D’ici là, il allait devoir boucler l’ouvrage en cours et évoquer, page 241, la sculpture contemporaine en tubulures rouillées ornant la façade du siège européen de la Finefood Inc., à Gennevilliers. Il la décrirait avec ses faibles moyens lexicaux, comme il décrivait toutes choses, mais certaines l’inspiraient plus que d’autres.

*

Warren passa le week-end chez les Delarue, moins pour revoir sa Lena que pour s’entretenir avec son frère. Amaigri, fatigué, Guillaume tendit sa main gauche pour saluer Warren et montra sa droite, fracturée et maintenue dans un strap.

— Avoir une main handicapée le met dans une humeur de dogue, dit Lena.

Il se sentit obligé d’expliquer une énième fois les circonstances de son accident, mais Warren savait pertinemment qu’il mentait, et il attendit le moment opportun pour se retrouver seul avec lui.

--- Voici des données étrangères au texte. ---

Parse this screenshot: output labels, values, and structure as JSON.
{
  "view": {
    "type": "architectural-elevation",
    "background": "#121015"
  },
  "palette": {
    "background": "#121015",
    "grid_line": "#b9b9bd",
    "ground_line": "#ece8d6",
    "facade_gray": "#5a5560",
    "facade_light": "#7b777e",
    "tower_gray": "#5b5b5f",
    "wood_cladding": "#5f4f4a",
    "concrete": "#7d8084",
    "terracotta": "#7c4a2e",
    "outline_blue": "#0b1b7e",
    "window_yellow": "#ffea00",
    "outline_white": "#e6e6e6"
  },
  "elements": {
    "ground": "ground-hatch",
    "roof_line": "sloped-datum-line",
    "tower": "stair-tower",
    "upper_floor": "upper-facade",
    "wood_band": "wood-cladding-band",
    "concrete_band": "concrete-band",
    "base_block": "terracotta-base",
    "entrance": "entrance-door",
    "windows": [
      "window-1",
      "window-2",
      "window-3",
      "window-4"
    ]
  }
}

— Ta fracture, c’est pas une chute à la con, c’est un coup de marteau sur le poignet.

Guillaume, au bord des larmes, finit par lui raconter comment il s’était fourvoyé en se lançant dans une combine à base de décodeurs pirates pour chaînes du satellite. Sa belle entreprise avait tourné court, et il s’était retrouvé devoir 6 000 € à un investisseur qu’il avait réussi à convaincre et qui avait plongé avec lui. Au lieu d’en parler à ses parents, il avait gravi une marche de plus et les avait volés. C’était, d’après lui, le seul moyen de s’en sortir.

Après partage du butin — la console et quelques bricoles — Guillaume n’avait récupéré que 2 500 €, une somme qu’il avait crue suffisante pour éponger sa dette, jusqu’à ce qu’on lui fasse comprendre d’un coup de marteau sur la main que personne ne lui ferait cadeau des 3 500 restants. Depuis, il en avait réuni 2 000 en empruntant ici et là et en vendant son scooter, mais il avait encore besoin d’un bon mois pour régler le solde — il allait travailler comme serveur, donner des cours de math, il paierait, c’était juste une question de temps.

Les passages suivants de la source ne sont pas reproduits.